If metabolites of a drug are pharmacologically active, how does this impact the oral dosage required for the desired therapeutic effect?

A larger oral dose is required (A)

Under what conditions can the flow of blood through the liver be decreased?

Certain specific conditions (A)

For drugs with inactive metabolites, why is a larger oral dose required to achieve the desired therapeutic effect compared to routes with no first-pass effect?

First-pass metabolism reduces the available drug amount (A)

Which drug is mentioned as an example that exhibits the effect of requiring a larger oral dose due to inactive metabolites?

Propranolol (A)

Flashcards

Dosage form design - local vs. systemic effect

One of the main factors considered during dosage form design is whether the drug will act locally or systemically.
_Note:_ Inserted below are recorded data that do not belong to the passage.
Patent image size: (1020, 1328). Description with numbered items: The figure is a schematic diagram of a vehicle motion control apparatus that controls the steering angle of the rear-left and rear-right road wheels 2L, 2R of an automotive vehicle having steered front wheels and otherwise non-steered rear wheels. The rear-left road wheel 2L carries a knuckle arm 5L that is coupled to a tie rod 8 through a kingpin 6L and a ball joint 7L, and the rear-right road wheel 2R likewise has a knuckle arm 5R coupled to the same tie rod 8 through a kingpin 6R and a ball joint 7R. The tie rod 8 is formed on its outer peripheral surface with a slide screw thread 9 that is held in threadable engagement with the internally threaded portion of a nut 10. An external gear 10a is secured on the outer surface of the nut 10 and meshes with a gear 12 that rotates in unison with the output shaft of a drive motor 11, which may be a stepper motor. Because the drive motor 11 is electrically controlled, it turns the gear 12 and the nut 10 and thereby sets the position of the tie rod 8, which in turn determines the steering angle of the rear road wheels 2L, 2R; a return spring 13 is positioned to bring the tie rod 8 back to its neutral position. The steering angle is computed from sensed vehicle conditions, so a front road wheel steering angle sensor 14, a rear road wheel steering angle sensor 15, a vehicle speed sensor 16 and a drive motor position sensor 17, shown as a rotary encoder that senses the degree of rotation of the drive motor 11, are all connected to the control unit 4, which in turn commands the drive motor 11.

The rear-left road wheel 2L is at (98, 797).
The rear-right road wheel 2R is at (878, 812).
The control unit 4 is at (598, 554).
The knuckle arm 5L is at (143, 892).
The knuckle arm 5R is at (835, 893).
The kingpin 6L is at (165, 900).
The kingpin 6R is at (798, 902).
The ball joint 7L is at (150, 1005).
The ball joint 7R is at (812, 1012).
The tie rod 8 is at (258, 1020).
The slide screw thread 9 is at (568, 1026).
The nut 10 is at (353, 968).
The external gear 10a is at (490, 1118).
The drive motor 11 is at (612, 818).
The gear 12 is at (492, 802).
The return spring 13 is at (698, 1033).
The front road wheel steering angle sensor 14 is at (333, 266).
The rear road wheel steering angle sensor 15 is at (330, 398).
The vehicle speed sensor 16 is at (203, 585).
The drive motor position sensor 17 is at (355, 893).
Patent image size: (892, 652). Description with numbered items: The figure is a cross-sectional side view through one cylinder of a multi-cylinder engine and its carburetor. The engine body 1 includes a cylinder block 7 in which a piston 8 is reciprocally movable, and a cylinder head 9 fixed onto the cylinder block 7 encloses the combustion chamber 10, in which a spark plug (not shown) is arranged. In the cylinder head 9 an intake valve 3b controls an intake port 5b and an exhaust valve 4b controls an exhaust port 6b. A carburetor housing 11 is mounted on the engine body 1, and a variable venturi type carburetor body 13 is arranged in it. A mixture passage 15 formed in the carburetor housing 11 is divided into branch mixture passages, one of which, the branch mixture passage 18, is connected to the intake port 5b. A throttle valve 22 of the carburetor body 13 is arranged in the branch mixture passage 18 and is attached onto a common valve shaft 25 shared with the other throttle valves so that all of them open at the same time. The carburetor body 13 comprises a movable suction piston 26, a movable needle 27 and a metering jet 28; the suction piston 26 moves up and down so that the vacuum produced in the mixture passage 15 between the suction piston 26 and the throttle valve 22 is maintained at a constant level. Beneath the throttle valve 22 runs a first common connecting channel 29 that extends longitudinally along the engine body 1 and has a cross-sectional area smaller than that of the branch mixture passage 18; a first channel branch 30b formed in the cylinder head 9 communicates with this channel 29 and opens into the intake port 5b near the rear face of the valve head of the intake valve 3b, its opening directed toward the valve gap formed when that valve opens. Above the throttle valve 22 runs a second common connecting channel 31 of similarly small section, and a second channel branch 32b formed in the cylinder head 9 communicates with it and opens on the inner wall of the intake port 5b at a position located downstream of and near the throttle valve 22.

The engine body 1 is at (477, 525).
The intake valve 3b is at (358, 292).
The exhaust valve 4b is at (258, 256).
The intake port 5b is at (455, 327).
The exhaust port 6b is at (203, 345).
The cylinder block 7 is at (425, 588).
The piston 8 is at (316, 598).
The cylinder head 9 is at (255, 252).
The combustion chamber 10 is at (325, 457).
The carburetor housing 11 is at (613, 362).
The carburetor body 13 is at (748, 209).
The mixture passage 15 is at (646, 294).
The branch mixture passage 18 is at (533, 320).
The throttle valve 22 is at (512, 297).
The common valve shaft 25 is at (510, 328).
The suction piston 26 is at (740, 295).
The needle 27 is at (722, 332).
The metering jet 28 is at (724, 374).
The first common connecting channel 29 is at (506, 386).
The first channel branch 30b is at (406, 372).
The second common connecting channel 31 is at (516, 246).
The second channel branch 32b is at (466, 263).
How are local effects achieved?

Local effects are achieved by directly applying the drug to the intended site of action.

Nitroglycerin - longest duration of action

Topical patches are a dosage form that allows for extended release and action of nitroglycerin.

Nitroglycerin - rapid onset of action

Sublingual, intravenous, and buccal administration of nitroglycerin lead to a very rapid onset of action.

Nitroglycerin - multiple dosing

Multiple doses of nitroglycerin may be needed to maintain drug levels within the therapeutic range, the amount needed for effectiveness without causing harm.

Systemic vs. local effects

Systemic effects occur when a drug enters the circulatory system and reaches various parts of the body.

First-pass effect - bioavailable fraction

The fraction of a drug that reaches the systemic circulation and is available for effect after passing through the liver is (1 - E).

Avoiding first-pass effect

Intramuscular administration can bypass the first-pass effect, allowing more drug to reach the bloodstream.

Active metabolites - oral dose

If drug metabolites are active, a higher oral dose is needed to compensate for metabolism and reach the desired therapeutic effect.

First-pass effect - liver blood flow

Blood flow through the liver can be reduced under certain conditions, affecting drug metabolism and bioavailability.

Inactive metabolites - oral dose

For drugs with inactive metabolites, a larger oral dose is required to achieve the desired effect because a significant portion is metabolized before reaching the bloodstream.

Propranolol - first-pass effect

Propranolol serves as an example of a drug that requires a larger oral dose than other routes due to its inactivation by liver enzymes.

Study Notes

Dosage Form Design and Routes of Administration

• Drugs can be administered using various dosage forms and routes of administration.
• The choice of dosage form and route of administration depends on whether the drug is intended for local or systemic effects.

Local vs Systemic Effects

• Local effects are achieved by direct application of the drug to the desired site of action (e.g., eye, nose, or skin).
• Systemic effects result from the entrance of the drug into the circulatory system and transport to the cellular site of its action.

Drug Absorption and Onset of Action

• Different dosage forms can result in different drug absorption rates and times of onset, peak, and duration of action.
• For example, sublingual, intravenous, and buccal forms of nitroglycerin have extremely rapid onsets of action, while oral and topical forms have slower onsets of action but greater durations of action.

First-Pass Effect

• The bioavailability of a drug is lowest when it undergoes a significant first-pass effect.
• The first-pass effect is calculated as the hepatic extraction ratio, or the fraction of drug metabolized (E).
• The fraction of drug that enters the systemic circulation and is ultimately available to exert its effect is equal to (1 − E).
• Examples of drugs that undergo a significant first-pass effect when administered orally include propranolol, verapamil, and metoprolol.

Compensating for First-Pass Effect

• To compensate for the first-pass effect, manufacturers may consider alternative routes of administration, such as intravenous, intramuscular, or sublingual.
• The dosage must be adjusted accordingly to avoid adverse effects.
• The metabolites themselves may be pharmacologically active or inactive, affecting the dosage required to achieve the desired therapeutic effect.